In Nigeria, der grössten Volkswirtschaft und dem bevölkerungsreichsten Land Afrikas, finden am 16. Februar* die Präsidentschaftswahl statt. Nach den massiven Protesten und Streiks im Herbst und erneut im Januar, fordern viele NigerianerInnen einen politischen Wandel.

Die Schwankungen des Ölpreises auf dem Weltmarkt in den letzten Jahren stürzten die nigerianische Wirtschaft in eine tiefe Krise. Denn weiterhin sind grosse Teile der nationalen Wirtschaft direkt vom Ölgeschäft abhängig. Infolge der Krise haben sich die Lebensbedingungen vieler NigerianerInnen in den letzten Jahren massiv verschlechtert. Mehr als 60% der Bevölkerung lebt von weniger als einem US-Dollar am Tag. Das sind rund 10% mehr als noch vor 15 Jahren. Dagegen regt sich nun vermehrt Widerstand: Im Herbst fand ein mehrtägiger Generalstreik statt, ausgelöst durch eine Erhöhung des Benzinpreises und mit der Forderung nach einem neuen Mindestlohn. Ende Januar wurden erneut Teile der Produktion lahmgelegt, um für einen existenzsichernden Mindestlohn einzustehen.

Die Elite wackelt

Die Wahlen fallen in eine turbulente Phase und könnten deshalb durchaus Überraschungen hervorbringen. Zwar stellen sich zahlreiche KandidatInnen zur Wahl, doch tatsächliche Chancen werden nur wenigen eingeräumt. Die beiden bislang populärsten Kandidaten sind einerseits Alhaji Atiku Abubakar, ehemaliger Vizepräsident, und andererseits der aktuelle Präsident Mohammadu Buhari. Beide sind Vertreter der herrschenden Klasse und haben in den letzten Jahren den Raubzug der Bourgeoisie mit angeführt.
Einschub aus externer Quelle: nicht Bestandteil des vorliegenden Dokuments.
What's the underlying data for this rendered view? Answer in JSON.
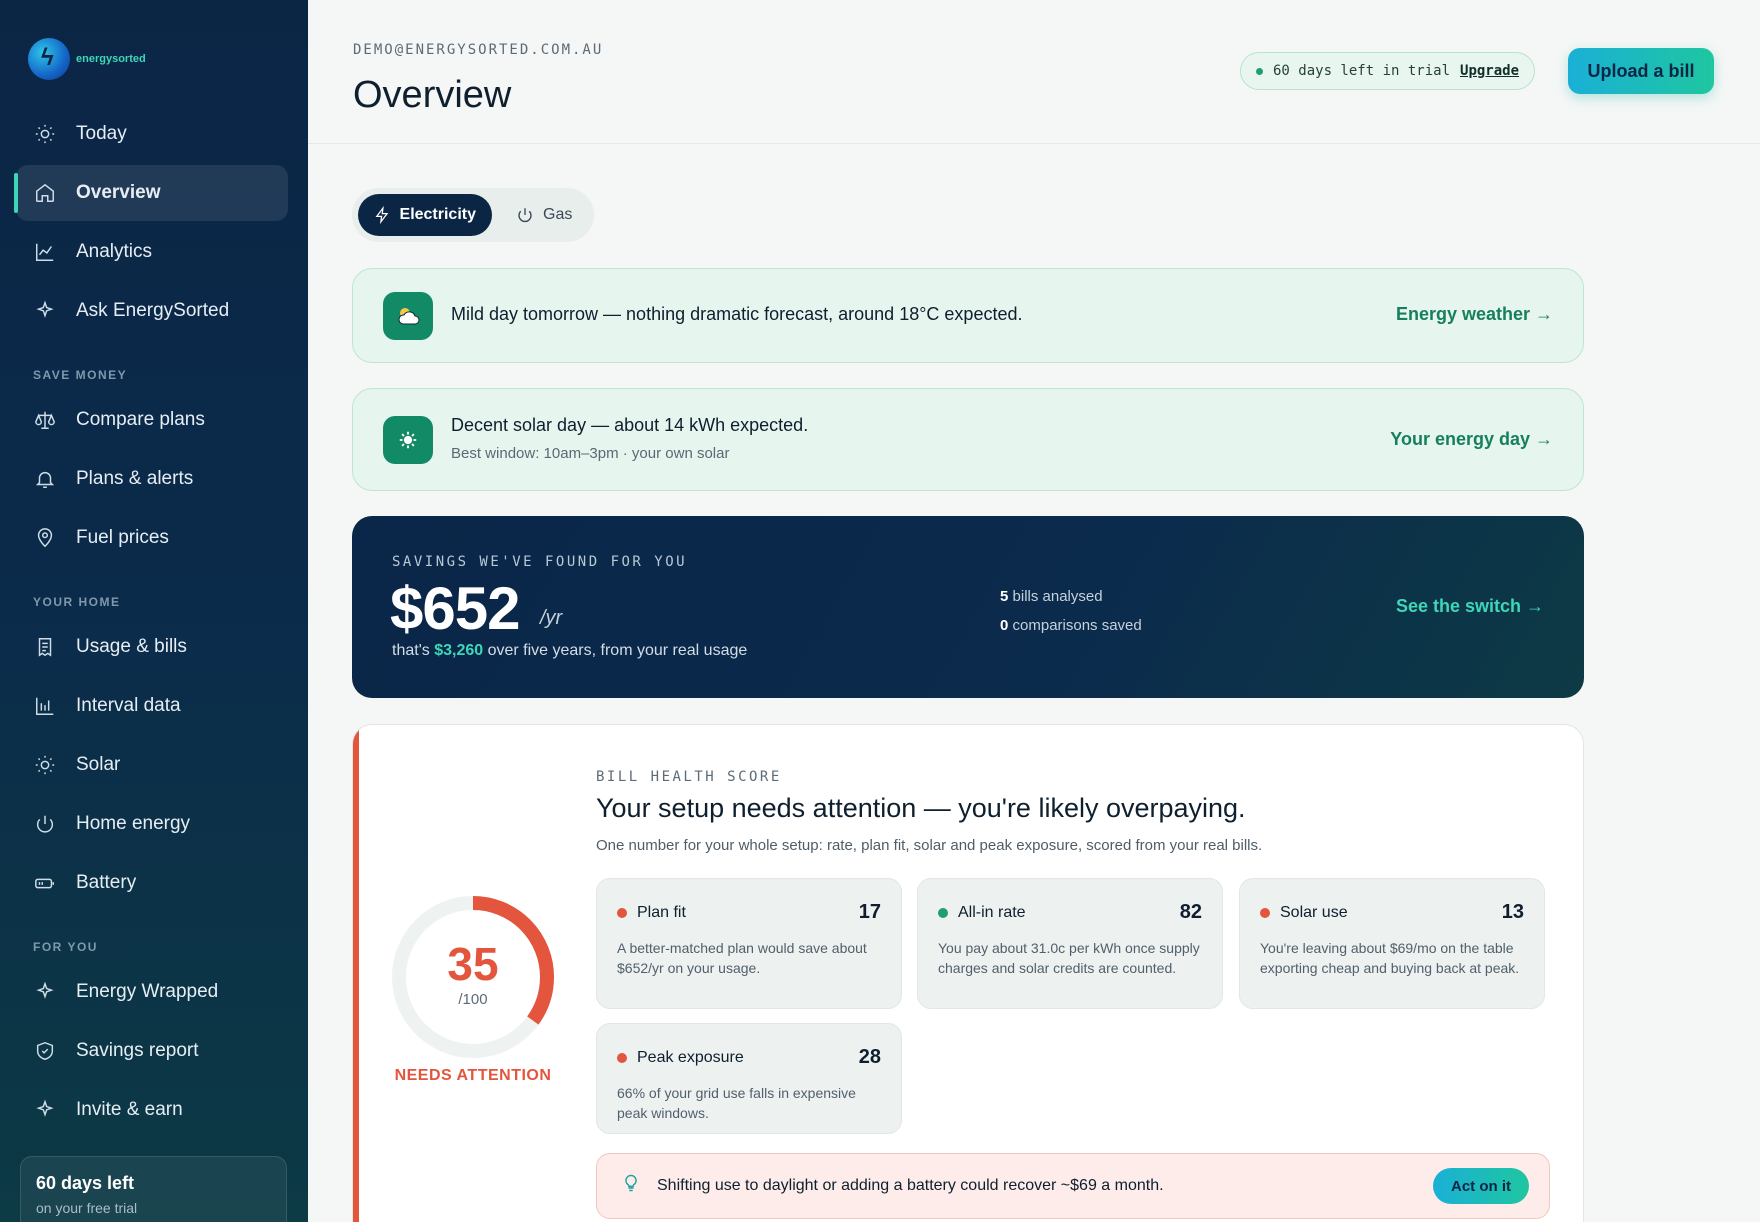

Derweil existiert keine schlagkräftige Alternative von links. Die Gewerkschaftsführung, die diese Rolle einnehmen könnte, tut sich bis anhin schwer. Sowohl im Herbst als auch im Januar bremste sie die Streikbewegung sogar autoritär ab, um bei den KapitalistInnen nicht in Ungnade zu fallen und so ihre privilegierte Position zu verteidigen. Die Proteste haben jedoch gezeigt, dass die Lohnabhängigen genug von der bisherigen Praxis ihrer Führung haben. Und wenn die Gewerkschaften keine führende Rolle in diesem Kampf einnehmen, dann suchen sich die Lohnabhängigen eine neue Führung.

Besteht Hoffnung?

So erstaunt es wenig, dass in dieser Situation mit Omoyele Sowore eine Figur auf die politische Bühne tritt, die gerne grosse Versprechen macht. Er möchte die Wirtschaft ankurbeln, Schulen und Krankenhäuser bauen und die Infrastruktur ausbauen. Damit weckt Sowore insbesondere bei der Jugend viele Hoffnungen. Doch wie will er dies bezahlen?

Bei genauerer Betrachtung wird der Charakter seiner Politik klar: Massenhaft Staatsaufträge und eine Willkommenskultur für imperialistisches Kapital aus dem Ausland sollen den Aufschwung herbeibringen. Sowore ist also ein bürgerlicher Populist, ein Verteidiger des kapitalistischen Systems. Bisher fehlt jedoch eine revolutionäre Partei, die seine leeren Worte entlarvt.

Denn ein freundlicher Kapitalismus kann nicht existieren. Nigeria ist weiterhin abhängig vom Ölgeschäft und wird im internationalen Konflikt zwischen Emissionssteuern und Benzinpreisen hin und hergeworfen, während der nationalen Bourgeoisie die Profite sichergestellt werden müssen. Wer innerhalb der Grenzen des Systems bleibt, der wird sich schnell an diesen stossen.

Es wird etwas passieren

Die Wahlen sind zumindest ein punktueller Gradmesser für die Stimmung der Jugend, der Armen und der ArbeiterInnenklasse Nigerias. So ist ein gutes Ergebnis für Omoyele Sowore Ausdruck für eine steigende Enttäuschung in die bisherige politische Elite. Die Hoffnungen, die viele NigerianerInnen in einen Wandel setzen, sind ja echt und gerechtfertigt.

Schliesslich wird sich auch Sowore, wie noch so viele Populisten vor ihm, entlarven. Er wird nichts grundlegend verändern können. Der Druck seitens der Lohnabhängigen und der Jugend wird erneut zunehmen. Denn die letzten Monate haben gezeigt, wozu jene fähig und willens sind.

 

Fabian B.
JUSO Basel-Stadt

 

* Anmerkung: Die Wahlen fanden nach Redaktionsschluss statt.